Musings Over an AK-47

23 July 2012, 08:26

Do you want to see friends you haven’t seen for a long time? Then come to the Ukrainian House. At least, that was where many friends gathered the first three to four days of the language protest.

The modest scale of the protest marathon against the language bill – from 500-600 to several thousand people at the most on some days – can be misleading. The initiators – the hunger strikers – and the always-present core of activists were joined by many who had escaped from their offices or cut their sleep short to be there at least a few hours. They did not come waving flags or chanting slogans. Sometimes they didn’t even know what they were supposed to do. But they simply could not stand aside and came, raising the total number of people involved in the protest.
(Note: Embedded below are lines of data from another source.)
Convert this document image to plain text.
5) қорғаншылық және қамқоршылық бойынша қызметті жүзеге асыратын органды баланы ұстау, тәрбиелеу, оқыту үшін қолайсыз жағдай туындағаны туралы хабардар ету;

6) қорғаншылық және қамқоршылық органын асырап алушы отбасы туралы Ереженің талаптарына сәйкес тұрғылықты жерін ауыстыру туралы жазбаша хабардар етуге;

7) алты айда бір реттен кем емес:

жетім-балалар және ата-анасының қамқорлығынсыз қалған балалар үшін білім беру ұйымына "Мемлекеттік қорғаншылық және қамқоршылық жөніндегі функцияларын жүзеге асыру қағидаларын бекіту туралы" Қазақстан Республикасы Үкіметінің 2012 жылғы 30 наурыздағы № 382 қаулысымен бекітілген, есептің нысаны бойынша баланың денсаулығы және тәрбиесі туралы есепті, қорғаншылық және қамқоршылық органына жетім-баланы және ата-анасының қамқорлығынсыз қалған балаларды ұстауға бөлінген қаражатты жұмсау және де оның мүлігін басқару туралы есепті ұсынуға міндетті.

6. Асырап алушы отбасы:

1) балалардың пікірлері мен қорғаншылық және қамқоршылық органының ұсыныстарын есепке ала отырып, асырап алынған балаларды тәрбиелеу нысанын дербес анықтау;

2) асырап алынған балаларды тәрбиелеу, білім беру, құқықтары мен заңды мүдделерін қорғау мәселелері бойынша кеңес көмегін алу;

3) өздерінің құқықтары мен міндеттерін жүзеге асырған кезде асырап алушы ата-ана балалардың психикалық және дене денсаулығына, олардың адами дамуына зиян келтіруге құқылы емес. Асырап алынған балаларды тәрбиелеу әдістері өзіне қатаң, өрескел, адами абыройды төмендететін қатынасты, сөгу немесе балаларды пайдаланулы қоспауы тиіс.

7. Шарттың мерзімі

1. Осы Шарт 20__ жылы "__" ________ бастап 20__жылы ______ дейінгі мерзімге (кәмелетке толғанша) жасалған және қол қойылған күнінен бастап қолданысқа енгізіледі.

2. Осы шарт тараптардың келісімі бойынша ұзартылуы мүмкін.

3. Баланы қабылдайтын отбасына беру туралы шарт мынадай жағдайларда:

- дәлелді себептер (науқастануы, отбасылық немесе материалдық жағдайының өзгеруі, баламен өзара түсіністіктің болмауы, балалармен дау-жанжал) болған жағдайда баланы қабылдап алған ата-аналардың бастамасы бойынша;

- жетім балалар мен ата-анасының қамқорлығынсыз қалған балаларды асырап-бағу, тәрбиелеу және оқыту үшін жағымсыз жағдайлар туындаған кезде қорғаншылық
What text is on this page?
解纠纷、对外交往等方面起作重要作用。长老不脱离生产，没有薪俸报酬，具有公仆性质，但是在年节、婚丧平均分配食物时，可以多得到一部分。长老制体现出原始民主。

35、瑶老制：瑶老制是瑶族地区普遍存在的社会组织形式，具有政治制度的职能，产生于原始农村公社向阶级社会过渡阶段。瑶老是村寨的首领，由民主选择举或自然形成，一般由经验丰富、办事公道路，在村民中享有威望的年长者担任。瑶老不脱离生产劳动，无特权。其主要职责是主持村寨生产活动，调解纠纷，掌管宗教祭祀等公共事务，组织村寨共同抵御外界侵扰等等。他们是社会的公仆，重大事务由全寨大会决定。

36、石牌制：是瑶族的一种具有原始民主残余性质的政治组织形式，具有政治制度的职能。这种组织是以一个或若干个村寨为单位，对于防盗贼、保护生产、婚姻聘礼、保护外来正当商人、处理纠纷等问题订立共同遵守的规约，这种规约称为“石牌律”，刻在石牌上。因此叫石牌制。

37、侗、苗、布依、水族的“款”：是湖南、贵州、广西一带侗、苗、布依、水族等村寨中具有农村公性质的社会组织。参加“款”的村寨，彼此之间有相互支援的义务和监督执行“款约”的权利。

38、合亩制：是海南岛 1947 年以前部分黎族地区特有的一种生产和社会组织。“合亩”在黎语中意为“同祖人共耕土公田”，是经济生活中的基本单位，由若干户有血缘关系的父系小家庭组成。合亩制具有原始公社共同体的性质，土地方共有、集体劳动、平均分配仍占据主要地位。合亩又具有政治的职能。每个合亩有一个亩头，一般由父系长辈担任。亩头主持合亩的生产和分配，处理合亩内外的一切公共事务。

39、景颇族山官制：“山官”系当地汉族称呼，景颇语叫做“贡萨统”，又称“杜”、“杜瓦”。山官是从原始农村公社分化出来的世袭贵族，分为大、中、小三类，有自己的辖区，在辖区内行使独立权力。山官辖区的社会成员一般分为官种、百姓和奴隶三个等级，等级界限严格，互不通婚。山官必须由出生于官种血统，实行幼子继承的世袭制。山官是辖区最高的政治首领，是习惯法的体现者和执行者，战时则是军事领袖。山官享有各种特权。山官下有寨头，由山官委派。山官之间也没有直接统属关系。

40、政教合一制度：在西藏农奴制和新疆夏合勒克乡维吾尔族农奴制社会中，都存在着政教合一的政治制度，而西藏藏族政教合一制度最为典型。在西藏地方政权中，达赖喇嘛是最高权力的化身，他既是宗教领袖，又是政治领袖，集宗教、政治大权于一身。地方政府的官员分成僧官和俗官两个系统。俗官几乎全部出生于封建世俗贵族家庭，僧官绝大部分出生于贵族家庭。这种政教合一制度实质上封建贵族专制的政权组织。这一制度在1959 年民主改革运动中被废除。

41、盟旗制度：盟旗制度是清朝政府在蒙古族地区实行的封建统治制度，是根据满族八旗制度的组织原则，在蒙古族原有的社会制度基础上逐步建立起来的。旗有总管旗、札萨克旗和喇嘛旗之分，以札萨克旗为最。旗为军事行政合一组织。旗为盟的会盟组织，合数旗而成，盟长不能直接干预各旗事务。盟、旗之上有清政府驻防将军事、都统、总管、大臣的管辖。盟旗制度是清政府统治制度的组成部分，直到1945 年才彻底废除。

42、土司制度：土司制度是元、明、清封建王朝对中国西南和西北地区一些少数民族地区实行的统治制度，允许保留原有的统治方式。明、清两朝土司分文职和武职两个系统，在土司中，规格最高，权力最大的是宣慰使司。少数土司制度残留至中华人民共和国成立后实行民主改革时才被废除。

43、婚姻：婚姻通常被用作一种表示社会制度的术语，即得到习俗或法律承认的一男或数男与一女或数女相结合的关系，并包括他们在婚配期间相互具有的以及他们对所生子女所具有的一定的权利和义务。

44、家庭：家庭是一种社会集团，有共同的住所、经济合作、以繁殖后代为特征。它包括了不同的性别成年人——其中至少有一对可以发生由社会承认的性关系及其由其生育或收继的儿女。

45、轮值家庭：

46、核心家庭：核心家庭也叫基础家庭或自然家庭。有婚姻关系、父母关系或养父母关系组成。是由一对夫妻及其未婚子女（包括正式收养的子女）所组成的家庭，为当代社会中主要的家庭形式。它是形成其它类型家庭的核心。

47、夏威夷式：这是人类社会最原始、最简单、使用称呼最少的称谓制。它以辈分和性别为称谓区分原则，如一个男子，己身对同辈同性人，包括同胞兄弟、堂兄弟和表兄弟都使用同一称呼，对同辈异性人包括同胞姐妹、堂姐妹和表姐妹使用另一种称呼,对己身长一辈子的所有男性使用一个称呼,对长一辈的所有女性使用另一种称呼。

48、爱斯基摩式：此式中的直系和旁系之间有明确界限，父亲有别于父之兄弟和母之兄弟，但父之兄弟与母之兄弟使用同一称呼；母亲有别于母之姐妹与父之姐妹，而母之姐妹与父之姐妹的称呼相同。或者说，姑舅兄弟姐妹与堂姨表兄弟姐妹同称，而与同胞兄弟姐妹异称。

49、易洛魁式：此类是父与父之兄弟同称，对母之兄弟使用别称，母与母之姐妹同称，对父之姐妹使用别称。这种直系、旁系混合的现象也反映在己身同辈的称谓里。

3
The protest rallied both known bright-eyed, eager activists and regular, concerned citizens not in the habit of joining mass protests even just six months ago. But here is what I noticed: nearly half of my friends and acquaintances who came to European Square use Russian in their everyday communication. The protesters included not only people who are Ukrainian in their last name, mother language and nationality, but also those I'd call political Ukrainians: Ukrainian Russians, Ukrainian Jews, Ukrainian Poles and even one Ukrainian Afghani. All of them are at least bilingual or even exclusively Russian-speaking. I couldn’t help but wonder: Why are they protecting the Ukrainian language? Is it a misunderstanding on their part? Insincerity? Opportunism? Schizophrenia?

I have already written about scores of Russian-speaking Ukrainians flatly rejecting attempts to “protect their rights”. This is not surprising, because the draft bill sponsored by the Party of Regions is symbolical, similar to the way a dog marks its territory. And that is exactly how many rather intelligent people saw it. As one blogger aptly remarked, the language issue is not linguistic but political: it is a marker of whether you are for Ukraine or against it. I could not have said it any better.

For or against Ukraine? This is a question of civilisational choice. It emerged in 1991, was debated in 2004 and became topical again in 2012. Ukraine, no doubt, is about continuity above other things: the language, culture, history and everyday way of life – all the things that define a people, their special melody of life. But Ukraine is also an alternative to the much-hated Soviet Union or, more precisely, the Evil Empire in its various incarnations. This is how it is viewed by many contemporary Ukrainian patriots (in the true sense of the word) who were seemingly indifferent to the national idea as such a while ago. In other words, Ukraine is to them not so much the past as it is the future, the potential, the chance.

They reject the imperial civilisational project whose marker is still the Russian language. One might even cite the linguistic relativity hypothesis put forward by Americans Edward Sapir and Benjamin Lee Whorf who claim linguistic structure shapes thought and how speakers comprehend reality. There is nothing exotic or mysterious about that: language is the sum of texts previously written in it. It is psychological inertia and a mental routine.

Furthermore, there is nothing you can do about it: the Russian language and, more broadly, Russian culture gave the world Tolstoy and Dostoevsky, Pasternak and Shostakovich, Brodsky and Tarkovsky. But it also produced Nicholas I, Lenin, Stalin, Andropov and Putin. It generated a powerful humanitarian tradition but also brought forth an opposing political tradition of neo-feudalism which Russian society has not been able to overcome all these years. The current Russian regime is a vivid example: the decorations may be new, but the essence has been the same since Peter I – all-powerful elites, theft sanctioned from above, indifferent and rude bureaucrats, total ideological control and external expansion with aspirations for messianism. Despite the generally timid but sometimes courageous and even heroic resistance of individual intellectuals, this order rests on the obedient and even aggressive consensus of the majority. Let’s face it: Russian mentality in its past and present form is incapable of anything else in the way of organising everyday life. (Can it change tomorrow?) It is like that worker from the old Soviet joke who stole parts from his plant hoping to build a cart but who ended up with an AK-47 every time.